Cornell's Survey Research Institute has launched an unprecedented national survey of U.S. college students at Cornell and in four "battleground" states on their opinions about the 2008 presidential election, on behalf of CBS News, UWire (a CBS-owned wire service) and the Chronicle of Higher Education.

The results will be broadcast by Katie Couric on the CBS Evening News Oct. 27, eight days before Election Day.

A total of 143,000 randomly selected undergraduates at 47 colleges and universities of all sizes are being surveyed. All the schools but Cornell, where 3,000 students have been contacted to participate in the survey, are in the "battleground" states of Pennsylvania, Ohio, North Carolina and Colorado.

"Cornell serves as the only control university in the survey in that it is not in a swing state, which is important from a scientific perspective," said Yasamin Miller, director of the Survey Research Institute. The poll is unique because it targets university populations.

"There is no way to gauge [students'] attitudes and opinions because they're excluded quite regularly in normal polling strategies -- we don't call dorms or cell phones when we conduct general population studies," said Miller. "But they are important because they're a significant part of the population."

Students have been invited by e-mail to participate in the poll, which takes about 10 minutes to complete and focuses primarily on the Nov. 4 election -- candidate preference, sources of election information, feelings on critical issues and how students obtain their information, including the use of social networking sites. The survey will close Oct. 19.

According to many polls, there is a stronger link between voter age and candidate preference in this election than in previous elections; younger voters show a 19-point preference toward Sen. Barack Obama, with 58 percent supporting him and 39 percent for Sen. John McCain, according to a Pew Research Center poll. People age 65 and older tend to support McCain.

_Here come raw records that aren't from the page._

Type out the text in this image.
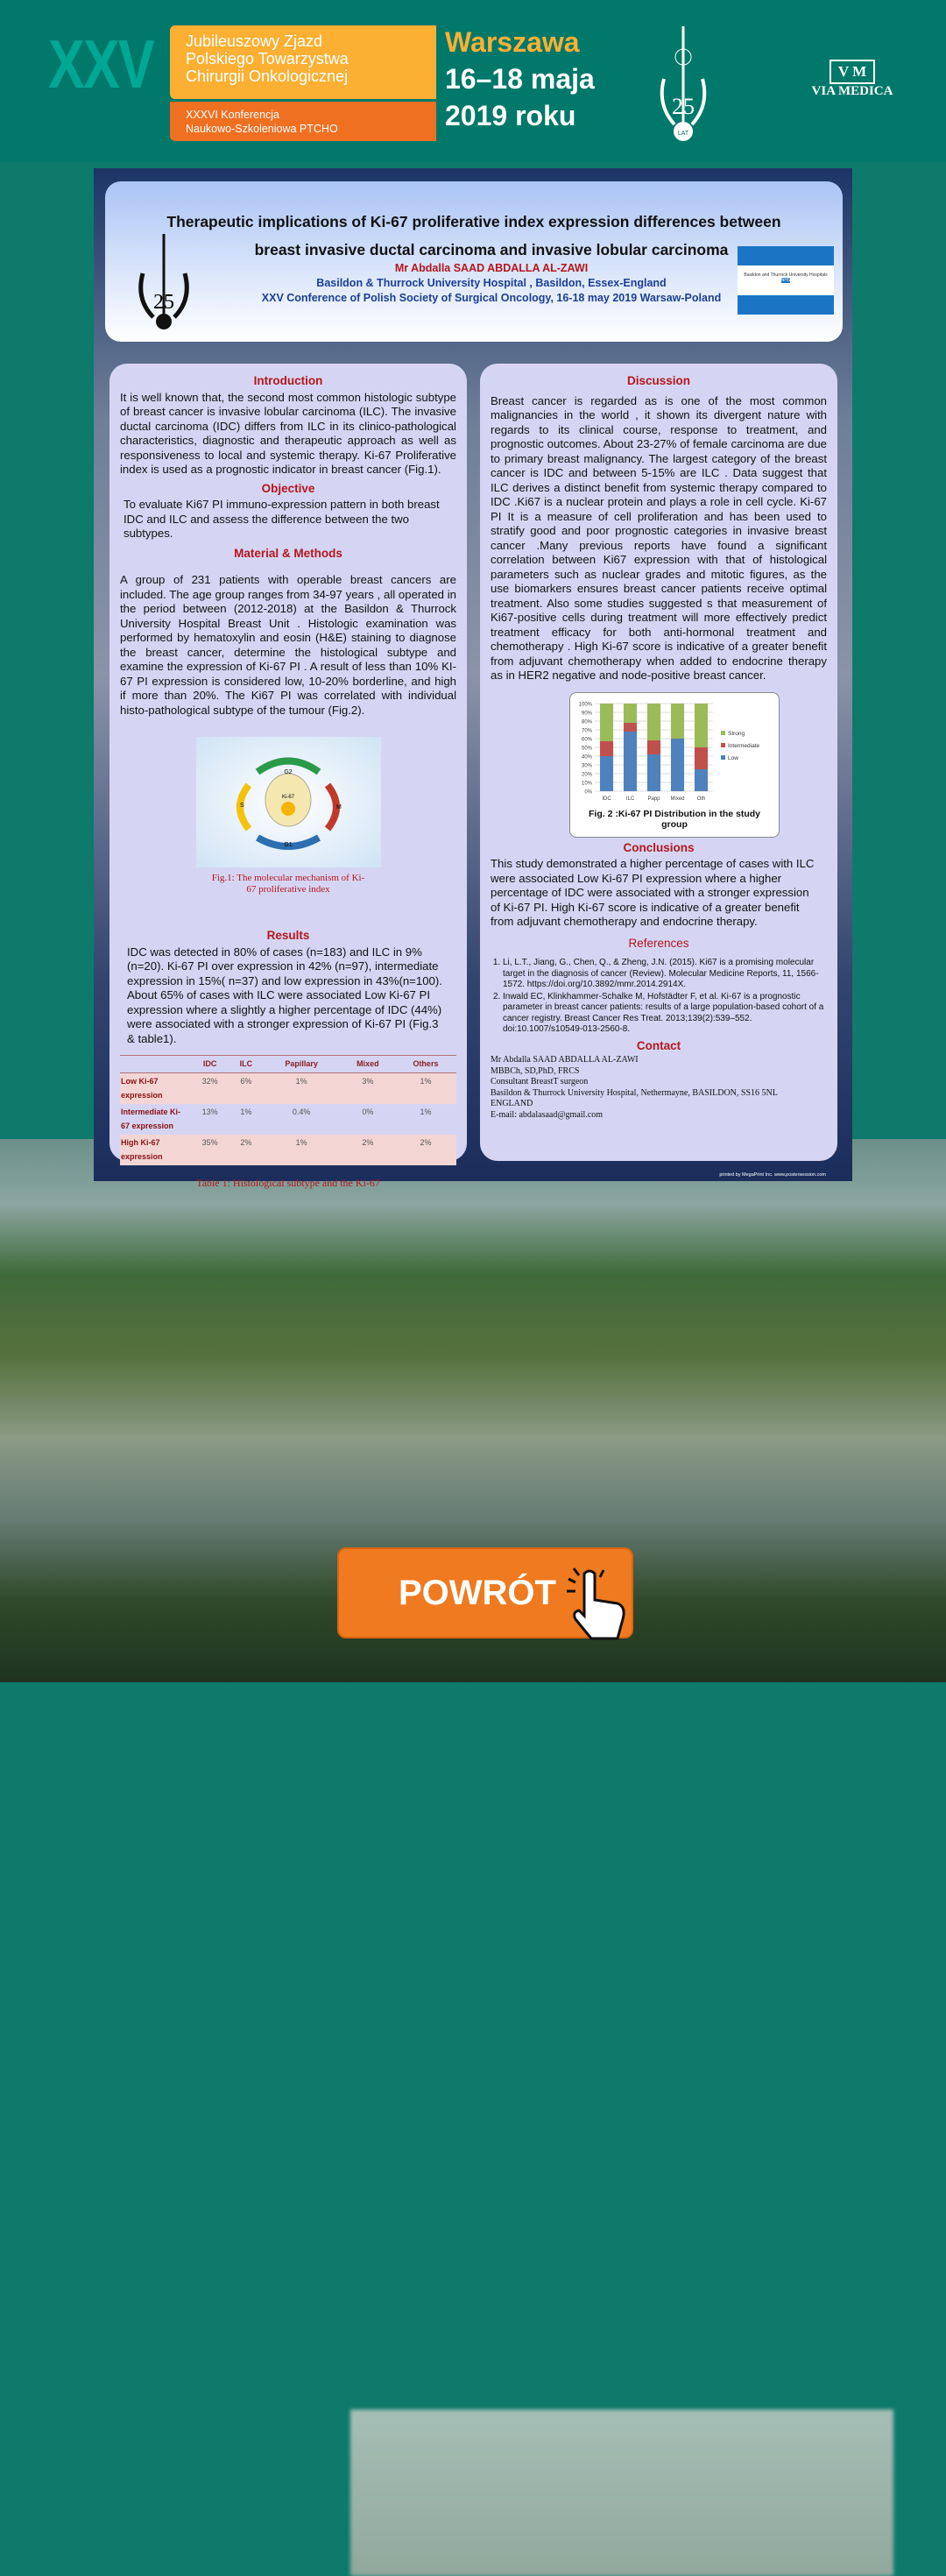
XXV Jubileuszowy Zjazd
Polskiego Towarzystwa
Chirurgii Onkologicznej
XXXVI Konferencja
Naukowo-Szkoleniowa PTCHO
Warszawa
16–18 maja
2019 roku	25
LAT
V M
VIA MEDICA
Therapeutic implications of Ki-67 proliferative index expression differences between
breast invasive ductal carcinoma and invasive lobular carcinoma
Mr Abdalla SAAD ABDALLA AL-ZAWI
Basildon & Thurrock University Hospital , Basildon, Essex-England
XXV Conference of Polish Society of Surgical Oncology, 16-18 may 2019 Warsaw-Poland
25
Basildon and Thurrock University Hospitals NHS
Introduction
It is well known that, the second most common histologic subtype of breast cancer is invasive lobular carcinoma (ILC). The invasive ductal carcinoma (IDC) differs from ILC in its clinico-pathological characteristics, diagnostic and therapeutic approach as well as responsiveness to local and systemic therapy. Ki-67 Proliferative index is used as a prognostic indicator in breast cancer (Fig.1).
Objective
To evaluate Ki67 PI immuno-expression pattern in both breast IDC and ILC and assess the difference between the two subtypes.
Material & Methods
A group of 231 patients with operable breast cancers are included. The age group ranges from 34-97 years , all operated in the period between (2012-2018) at the Basildon & Thurrock University Hospital Breast Unit . Histologic examination was performed by hematoxylin and eosin (H&E) staining to diagnose the breast cancer, determine the histological subtype and examine the expression of Ki-67 PI . A result of less than 10% KI-67 PI expression is considered low, 10-20% borderline, and high if more than 20%. The Ki67 PI was correlated with individual histo-pathological subtype of the tumour (Fig.2).
G2
Ki-67
S	M
G1
Fig.1: The molecular mechanism of Ki-67 proliferative index
Results
IDC was detected in 80% of cases (n=183) and ILC in 9% (n=20). Ki-67 PI over expression in 42% (n=97), intermediate expression in 15%( n=37) and low expression in 43%(n=100). About 65% of cases with ILC were associated Low Ki-67 PI expression where a slightly a higher percentage of IDC (44%) were associated with a stronger expression of Ki-67 PI (Fig.3 & table1).
	IDC	ILC	Papillary	Mixed	Others
Low Ki-67 expression	32%	6%	1%	3%	1%
Intermediate Ki-67 expression	13%	1%	0.4%	0%	1%
High Ki-67 expression	35%	2%	1%	2%	2%
Table 1: Histological subtype and the Ki-67
Discussion
Breast cancer is regarded as is one of the most common malignancies in the world , it shown its divergent nature with regards to its clinical course, response to treatment, and prognostic outcomes. About 23-27% of female carcinoma are due to primary breast malignancy. The largest category of the breast cancer is IDC and between 5-15% are ILC . Data suggest that ILC derives a distinct benefit from systemic therapy compared to IDC .Ki67 is a nuclear protein and plays a role in cell cycle. Ki-67 PI It is a measure of cell proliferation and has been used to stratify good and poor prognostic categories in invasive breast cancer .Many previous reports have found a significant correlation between Ki67 expression with that of histological parameters such as nuclear grades and mitotic figures, as the use biomarkers ensures breast cancer patients receive optimal treatment. Also some studies suggested s that measurement of Ki67-positive cells during treatment will more effectively predict treatment efficacy for both anti-hormonal treatment and chemotherapy . High Ki-67 score is indicative of a greater benefit from adjuvant chemotherapy when added to endocrine therapy as in HER2 negative and node-positive breast cancer.
0%
10%
20%
30%
40%
50%
60%
70%
80%
90%
100%
IDC	ILC	Papp Mixed Oth
Strong
Intermediate
Low
Fig. 2 :Ki-67 PI Distribution in the study group
Conclusions
This study demonstrated a higher percentage of cases with ILC were associated Low Ki-67 PI expression where a higher percentage of IDC were associated with a stronger expression of Ki-67 PI. High Ki-67 score is indicative of a greater benefit from adjuvant chemotherapy and endocrine therapy.
References
1. Li, L.T., Jiang, G., Chen, Q., & Zheng, J.N. (2015). Ki67 is a promising molecular target in the diagnosis of cancer (Review). Molecular Medicine Reports, 11, 1566-1572. https://doi.org/10.3892/mmr.2014.2914X.
2. Inwald EC, Klinkhammer-Schalke M, Hofstädter F, et al. Ki-67 is a prognostic parameter in breast cancer patients: results of a large population-based cohort of a cancer registry. Breast Cancer Res Treat. 2013;139(2):539–552. doi:10.1007/s10549-013-2560-8.
Contact
Mr Abdalla SAAD ABDALLA AL-ZAWI
MBBCh, SD,PhD, FRCS
Consultant BreastT surgeon
Basildon & Thurrock University Hospital, Nethermayne, BASILDON, SS16 5NL
ENGLAND
E-mail: abdalasaad@gmail.com
printed by MegaPrint Inc. www.postersession.com
POWRÓT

In 2004, voters 18-24 had the lowest turnout of any age group, according to the Census Bureau; yet that election had the highest voter turnout since 1968, with 60.7 percent of eligible voters casting a ballot.

"We are strongly encouraging Cornell students who have been contacted to complete the survey (and to vote)," stressed Miller. "We not only want to show as good or better response than the other participating schools, but we also want to see how our students' attitudes and opinions compare with those in the other states."